Parmi les techniques utilisées pour les intercepter, à côté de la surveillance aérienne proprement dite, il y a le brouillage GPS sur lequel travaillent les Ukrainiens, avec l’objectif de détourner les drones de leur cible, et des méthodes artisanales : dresser d’immenses filets autour des cibles potentielles pour piéger les petits avions à leur arrivée.

L’Iran a fini par reconnaître qu’il fournit la Russie en drones Shahed, après s’en être d’abord défendu sur tous les tons, tandis que la Russie les présente comme un modèle domestique, et cherche en tout cas à augmenter la cadence d’acquisition, quitte à créer des unités de production locales, notamment au Tatarstan, avec l’aide du partenaire iranien. Le Telegraph rapporte sans la confirmer l’information selon laquelle des gardes révolutionnaires iraniens ont rejoint la Crimée dès octobre 2022 pour aider les forces russes à utiliser les Shahed. L’Iran à tout à y gagner, précise un commentateur américain : l’utilisation sur le terrain dans une situation de conflit réel permet de mieux connaître fonctionnement effectif du drone et éventuellement d’en améliorer la conception.

 

Iran, Russie, Chine… la puissante alliance

Loin de la menace nucléaire, la technologie du drone met en quelque sorte la guerre à la portée de tous, avec d’importants retours sur investissement potentiels pour ceux qui ont peu de moyens et peu de technologie.
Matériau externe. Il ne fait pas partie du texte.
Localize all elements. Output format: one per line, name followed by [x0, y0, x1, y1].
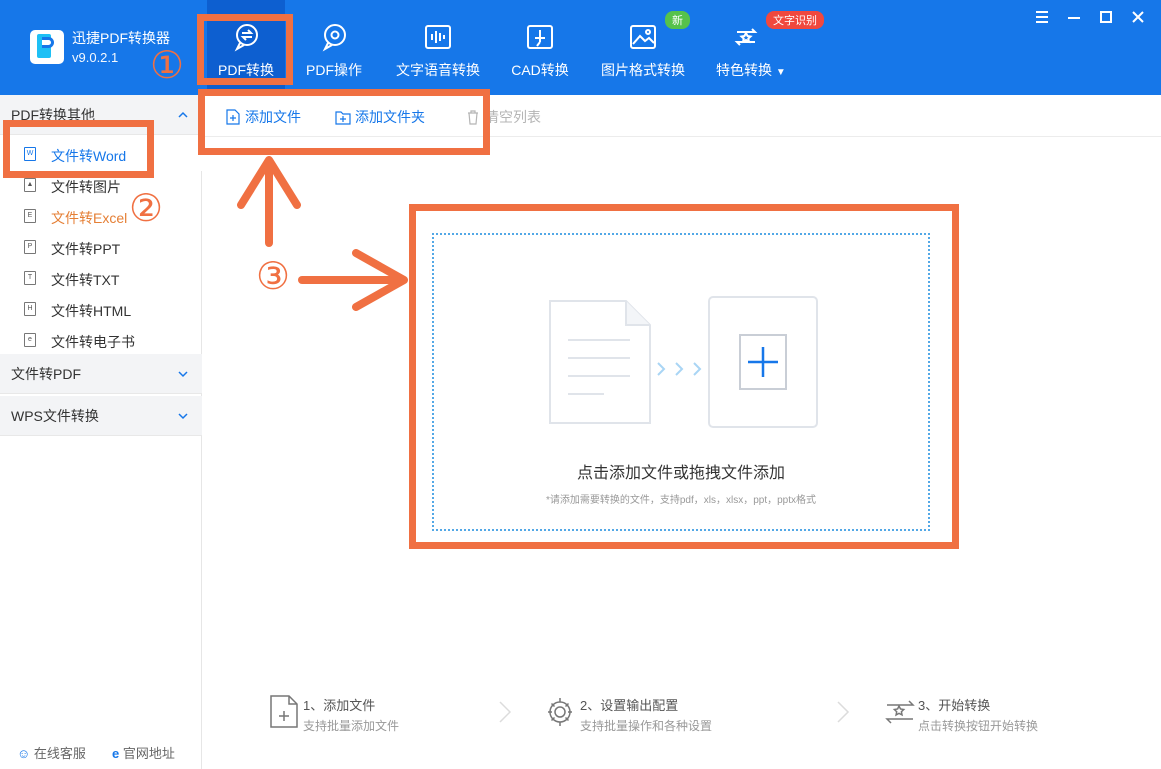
txt-file-icon: T [24, 271, 36, 285]
tab-label: 特色转换 ▼ [716, 62, 786, 78]
sidebar-footer: ☺ 在线客服 e 官网地址 [0, 743, 202, 761]
tab-label: 文字语音转换 [396, 62, 480, 78]
sidebar-section-pdf-other[interactable]: PDF转换其他 [0, 95, 202, 135]
online-service-link[interactable]: ☺ 在线客服 [17, 743, 86, 762]
drop-zone-title: 点击添加文件或拖拽文件添加 [576, 465, 785, 482]
sidebar-item-to-excel[interactable]: E 文件转Excel [0, 202, 202, 233]
tab-pdf-convert[interactable]: PDF转换 [207, 0, 285, 95]
sidebar-item-to-word[interactable]: W 文件转Word [0, 140, 202, 171]
chevron-down-icon [178, 413, 188, 420]
window-controls [1033, 8, 1147, 26]
trash-icon [468, 110, 478, 125]
tab-label: CAD转换 [511, 62, 569, 78]
chevron-down-icon [178, 371, 188, 378]
gear-icon [548, 698, 572, 726]
annotation-number-2: ② [129, 186, 164, 230]
website-link[interactable]: e 官网地址 [112, 743, 175, 762]
sidebar: PDF转换其他 W 文件转Word ▲ 文件转图片 E 文件转Excel P 文… [0, 95, 202, 769]
annotation-number-3: ③ [256, 254, 291, 298]
ocr-badge[interactable]: 文字识别 [766, 11, 824, 29]
chevron-right-icon [499, 701, 512, 723]
section-label: WPS文件转换 [11, 408, 99, 424]
maximize-icon[interactable] [1097, 8, 1115, 26]
arrow-right-annotation [298, 249, 408, 311]
annotation-number-1: ① [150, 43, 185, 87]
step-desc: 支持批量添加文件 [303, 719, 400, 733]
sidebar-item-label: 文件转TXT [51, 272, 120, 288]
tab-label: 图片格式转换 [601, 62, 685, 78]
step-title: 2、设置输出配置 [580, 698, 679, 713]
html-file-icon: H [24, 302, 36, 316]
section-label: PDF转换其他 [11, 107, 95, 123]
sidebar-item-to-ppt[interactable]: P 文件转PPT [0, 233, 202, 264]
sidebar-item-label: 文件转Word [51, 148, 127, 164]
tab-cad[interactable]: CAD转换 [502, 0, 578, 95]
link-label: 在线客服 [33, 746, 86, 761]
sidebar-section-wps[interactable]: WPS文件转换 [0, 396, 202, 436]
step-desc: 点击转换按钮开始转换 [918, 719, 1039, 733]
chevron-up-icon [178, 111, 188, 118]
tab-label: PDF转换 [218, 62, 274, 78]
minimize-icon[interactable] [1065, 8, 1083, 26]
close-icon[interactable] [1129, 8, 1147, 26]
drop-zone-subtitle: *请添加需要转换的文件，支持pdf，xls，xlsx，ppt，pptx格式 [545, 495, 817, 506]
pdf-convert-icon [234, 24, 258, 52]
sidebar-item-label: 文件转Excel [51, 210, 128, 226]
drop-illustration [549, 296, 818, 428]
sidebar-section-to-pdf[interactable]: 文件转PDF [0, 354, 202, 394]
add-file-icon [226, 109, 240, 125]
toolbar: 添加文件 添加文件夹 清空列表 [203, 95, 1161, 137]
sidebar-item-label: 文件转HTML [51, 303, 132, 319]
voice-icon [425, 25, 451, 49]
step-title: 1、添加文件 [303, 698, 376, 713]
step-title: 3、开始转换 [918, 698, 991, 713]
clear-list-button[interactable]: 清空列表 [465, 107, 541, 127]
special-icon [734, 28, 758, 46]
sidebar-item-to-ebook[interactable]: e 文件转电子书 [0, 326, 202, 357]
add-folder-button[interactable]: 添加文件夹 [335, 107, 425, 127]
menu-icon[interactable] [1033, 8, 1051, 26]
sidebar-item-to-html[interactable]: H 文件转HTML [0, 295, 202, 326]
sidebar-item-to-image[interactable]: ▲ 文件转图片 [0, 171, 202, 202]
sidebar-item-to-txt[interactable]: T 文件转TXT [0, 264, 202, 295]
image-icon [630, 25, 656, 49]
convert-star-icon [885, 700, 915, 724]
chevron-down-icon: ▼ [775, 67, 786, 78]
arrow-up-annotation [237, 156, 301, 247]
word-file-icon: W [24, 147, 36, 161]
add-file-step-icon [270, 695, 298, 728]
file-drop-zone[interactable]: 点击添加文件或拖拽文件添加 *请添加需要转换的文件，支持pdf，xls，xlsx… [432, 233, 930, 531]
add-folder-icon [335, 111, 351, 125]
add-file-button[interactable]: 添加文件 [225, 107, 301, 127]
sidebar-item-label: 文件转图片 [51, 179, 121, 195]
app-brand: 迅捷PDF转换器 v9.0.2.1 [30, 30, 170, 69]
headset-icon: ☺ [17, 746, 31, 761]
chevron-right-icon [837, 701, 850, 723]
pdf-operate-icon [322, 24, 346, 52]
tab-voice[interactable]: 文字语音转换 [390, 0, 486, 95]
cad-icon [527, 25, 553, 49]
image-file-icon: ▲ [24, 178, 36, 192]
tab-label: PDF操作 [306, 62, 362, 78]
sidebar-item-label: 文件转电子书 [51, 334, 135, 350]
ebook-file-icon: e [24, 333, 36, 347]
new-badge: 新 [665, 11, 690, 29]
tab-pdf-operate[interactable]: PDF操作 [296, 0, 372, 95]
sidebar-item-label: 文件转PPT [51, 241, 121, 257]
link-label: 官网地址 [122, 746, 175, 761]
app-logo [30, 30, 64, 64]
section-label: 文件转PDF [11, 366, 81, 382]
ppt-file-icon: P [24, 240, 36, 254]
browser-icon: e [112, 746, 120, 761]
excel-file-icon: E [24, 209, 36, 223]
step-desc: 支持批量操作和各种设置 [580, 719, 713, 733]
Ce commentateur, Bradley Bowman, directeur du Center on Military and Political Power de la Foundation for Defense of Democracies de Washington, observe : « Les quatre principaux nations-Etats adversaires de l’Amérique se trouvent de plus en plus sur la même ligne et se coordonnent de plus en plus entre eux contre nous et nos alliés. La Russie et la Chine sont plus proches l’une de l’autre qu’elles ne l’ont été depuis des décennies. On peut voir l’argent chinois couler vers l’Iran. Cet argent chinois va aider à immuniser l’Iran, jusqu’à un certain point, contre la pression des sanctions occidentales sous conduite américaine, ce qui rend encore moins probable de voir Téhéran négocier de bonne foi au sujet de son programme nucléaire. »

Il semblerait que la production de drones iranienne s’accélère actuellement. Un nouveau modèle a été dévoilé en août dernier : le Mohajer (« immigré » en persan) peut transporter une ogive de 200 kg capable de renvoyer Israël « à l’âge de pierre », selon les Iraniens.

Le rôle de ces derniers dans les conflits au Proche-Orient n’a pas jusqu’ici provoqué de riposte d’envergure. Mais une attaque bien ciblée, dont la responsabilité ultime lui serait imputée, pourrait servir de détonateur à des confrontations de plus haut niveau.

Pour l’heure, des frappes américano-britanniques sont menées depuis la Mer Rouge contre des positions Houthis au Yémen, sans aller plus loin contre ceux qui les arment. Une guerre par procuration, mais qui sert aussi de révélateur à l’existence d’un bloc anti-occidental prêt à prendre les devants en passant à l’attaque, et donc en sollicitant des ripostes.